Our experiments show that during the planning and implementation phase of measuring or monitoring programs with multiple (different) sensors and in programs where different institutions with different sensor handling procedures are involved, it is highly recommended to perform intercomparison experiments. Such experiments are easy to perform, foster information and knowledge exchange and transfer among sensor operators, and help to select suitable sensors with regard to resolution, accuracy, and price. Our analysis showed that even low-cost sensors can be suitable and the low price allows the implementation of a measurement array at the same cost as a single, more expensive sensor. These kinds of considerations including the respective accuracy and precision information have to be properly documented in the data’s metadata especially when submitted to global datasets. In this context, it must be considered, however, that data of lower accuracy and precision, even though sufficiently accurate and precise for local scientific questions, may compromise global datasets obtained by higher accurate and precise sensors. Therefore, data portal administrators should be aware especially of such considerations when accepting data from various institutions using different sensor types and deployment methods.

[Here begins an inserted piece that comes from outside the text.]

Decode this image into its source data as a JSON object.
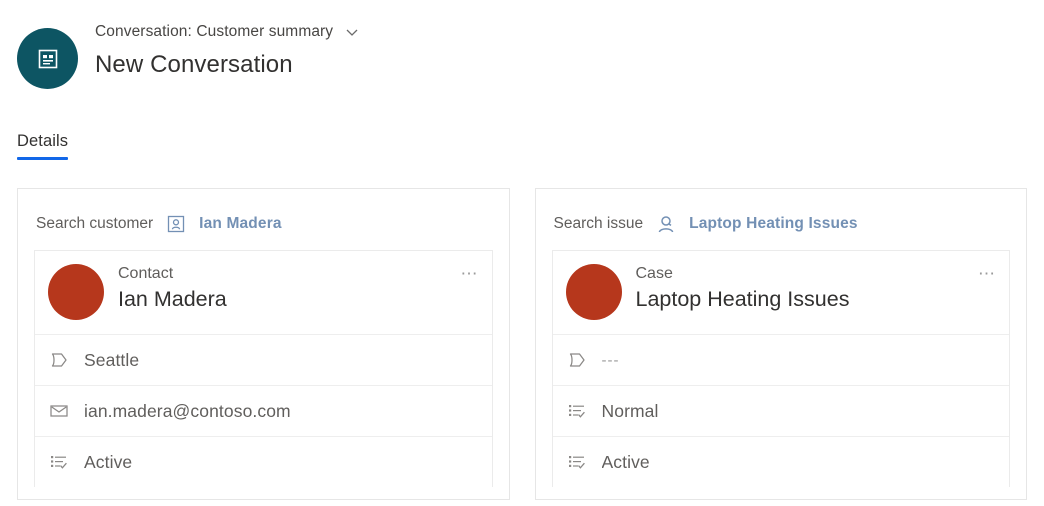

In addition, the observed variability between sensors of the same type from the same manufacturer in our experiments supports the need for intercomparison experiments to assess reliability across sensors of the same type. In particular, larger research communities with different departments and cooperation partners need to establish standardized facilities to compare sensors and to carry out standardized calibrations with defined reference values. This information on data intercompatibility is necessary for data blending or common analysis and interpretation, and therefore contributes to the FAIR principles (
In addition to proper sensor selection, the re-analysis of the Svalbard dataset from 2012 to 2017 revealed that the overall measurement strategy, in particular the sampling frequency, is crucial for a possible statistical-reliable discrimination of long-term interannual temperature changes. In particular, for long-term field measurements over several years, setting up the sampling scheme must include not only accuracy and precision consideration of the sensors themselves but also the long-term availability of the workforce on site for sensor maintenance, possible weather constraints preventing sampling for some time, and possible temporal or spatial restrictions with respect to access to the area. While scientists often want to achieve a strict sampling plan with fixed sampling days or even hours at as high as possible temporal frequency, logistics station personnel who have to conduct the sampling in the field prefer the sampling plan to be as flexible as possible to fit their daily, weekly, or monthly routines, as well as their preferred field times. Unfortunately, such discussions are often not based on an in-depth knowledge or evaluation of the consequences of the proposed sampling scheme for data reliability and data quality for a certain question, but rather follow the “experience” factor either of the scientist or the “feasibility” factor of the station personnel.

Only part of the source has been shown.